Global Europe? Mit einem fairen Welthandelssystem hat das nichts gemein!
Helmuth Markov in der Plenardebatte zum Bericht Caspary: Europa im Zeitalter der Globalisierung – externe Aspekte der Wettbewerbsfähigkeit
Frau Präsidentin, sehr geehrte Kolleginnen und Kollegen,
ebenso wie Sie beginne auch ich meine Redebeiträge zu Berichten gerne mit dem Satz: Ich möchte dem Berichterstatter für seinen Vorschlag herzlich danken
Leider fällt mir dies zum vorliegenden Text recht schwer. Denn der Bericht meines Ausschusskollegen Herrn Caspary ist im Wesentlichen die Wiederholung dessen, was auch die ‚Global Europe‘-Strategie der Kommission ausdrückt. Und diese Lissabon-Strategie für die EU-Außenhandelspolitik kann ich nun einmal nicht teilen. Genauso wenig die ihr folgende im April veröffentlichte Marktzugangsstrategie und die Politik der neuen Freihandelsabkommen, die sich ebenso ‚harmonisch‘ einreiht.

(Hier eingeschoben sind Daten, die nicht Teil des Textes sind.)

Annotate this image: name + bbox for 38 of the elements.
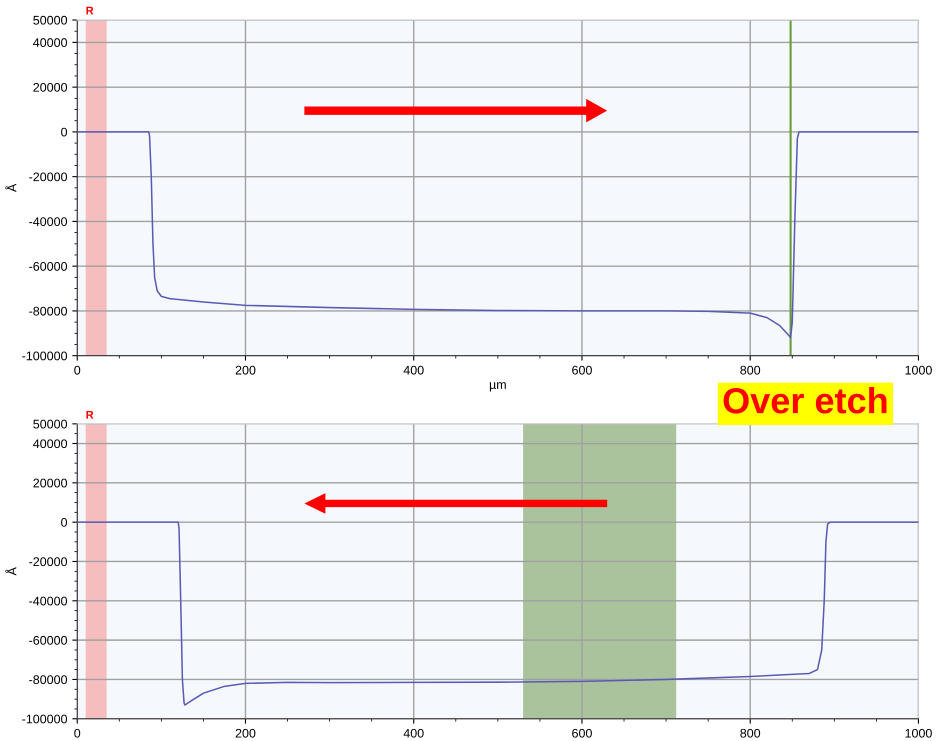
- y-tick-label: 0: [61, 128, 68, 137]
- x-tick-label: 200: [236, 366, 256, 375]
- y-tick-label: -60000: [29, 636, 68, 645]
- y-tick-label: 50000: [33, 16, 68, 25]
- y-tick-label: -40000: [29, 217, 68, 226]
- x-tick-label: 200: [236, 728, 256, 738]
- line-series: [77, 131, 918, 339]
- y-tick-label: -60000: [29, 262, 68, 271]
- y-tick-label: 50000: [33, 420, 68, 429]
- y-tick-label: 20000: [33, 478, 68, 488]
- y-axis-title: Å: [5, 184, 16, 192]
- text: Over etch: [724, 387, 886, 414]
- x-tick-label: 0: [74, 728, 80, 738]
- y-axis-title: Å: [5, 567, 16, 576]
- x-tick-label: 1000: [906, 728, 932, 738]
- y-tick-label: 40000: [33, 439, 68, 448]
- y-tick-label: 0: [61, 518, 68, 527]
- band-label: R: [86, 6, 94, 14]
- x-tick-label: 600: [572, 366, 592, 375]
- x-tick-label: 800: [740, 728, 760, 738]
- band-label: R: [86, 410, 94, 419]
- y-tick-label: -100000: [22, 351, 68, 360]
- x-axis-title: µm: [490, 382, 506, 392]
- y-tick-label: -80000: [29, 675, 68, 684]
- y-tick-label: -40000: [29, 596, 68, 606]
- x-tick-label: 800: [740, 366, 760, 375]
- x-tick-label: 1000: [906, 366, 932, 375]
- y-tick-label: 20000: [33, 82, 68, 92]
- x-tick-label: 400: [404, 728, 424, 738]
- x-tick-label: 0: [74, 366, 80, 375]
- y-tick-label: -100000: [22, 714, 68, 724]
- y-tick-label: -20000: [29, 557, 68, 566]
- y-tick-label: -80000: [29, 306, 68, 316]
- x-tick-label: 400: [404, 366, 424, 375]
- y-tick-label: -20000: [29, 172, 68, 182]
- y-tick-label: 40000: [33, 38, 68, 48]
- x-tick-label: 600: [572, 728, 592, 738]
- line-series: [77, 521, 918, 706]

Strategie und Umsetzung zielen vordringlich auf verbesserte Marktzugangsmöglichkeiten europäischer Unternehmen in Drittländern. Erreicht werden soll das durch die Abschaffung möglichst aller Handelsschranken: Nicht nur Zölle, sondern auch verbraucher-, umwelt-, sozial- und entwicklungspolitische Maßnahmen sollen – ganz im Sinne der Freihandelslogik – dem Primat der Wettbewerbsfähigkeit untergeordnet werden. Und am liebsten möchte man, dass dies natürlich nur für die eigenen Unternehmen gilt. Denn gleichzeitig sollen die handelspolitischen Schutzinstrumente der EU konsequenter angewendet, der Schutz geistigen Eigentums – Stichwort Patente – ausgeweitet werden.
Weil es ganz offensichtlich innerhalb der WTO kaum zum multilateralen Einverständnis über eine solche einseitige Bevorteilung vor allem größerer europäischer Unternehmen kommen wird, streben Kommission und Rat nun immer deutlicher die Durchsetzung europäischer Wirtschaftsinteressen über bilaterale und regionale Abkommen an, die weit über das hinausgehen, was überhaupt in der Doha-Runde zur Debatte steht. In das Ziel der Handelsliberalisierung sind hier auch die Deregulierung von Investitionen, des öffentlichen Auftragswesens und der Wettbewerbspolitik eingeschlossen.
Einem Bericht, der solche Politik, die nichts, aber auch gar nichts mehr mit der Schaffung eines fairen multilateralen Handelssystems zu tun hat, kann ich, kann meine Fraktion leider nicht zustimmen.
Einen wichtigen und richtigen Punkt in Herrn Casparys Bericht möchte ich aber dennoch hervorheben: Es kann nicht hingenommen werden, dass fast alle wichtigen handelspolitischen Entscheidungen auf europäischer Ebene ohne die Mitbestimmung des Europäischen Parlaments getroffen werden (können) – es zum Teil nicht einmal über die Inhalte von zu verhandelnden Abkommen informiert wird. Wir sprechen im Verlaufe dieses Vormittags noch über einen Bericht über die geplanten Wirtschaftspartnerschaftsabkommen mit den AKP-Staaten – nicht einmal dem Handelsausschuss liegen die betreffenden Textentwürfe vor. Es gibt sicher viele Gründe, warum viele Bürger der EU immer skeptischer gegenüberstehen – diese Geheimdiplomatie gehört ganz sicher dazu.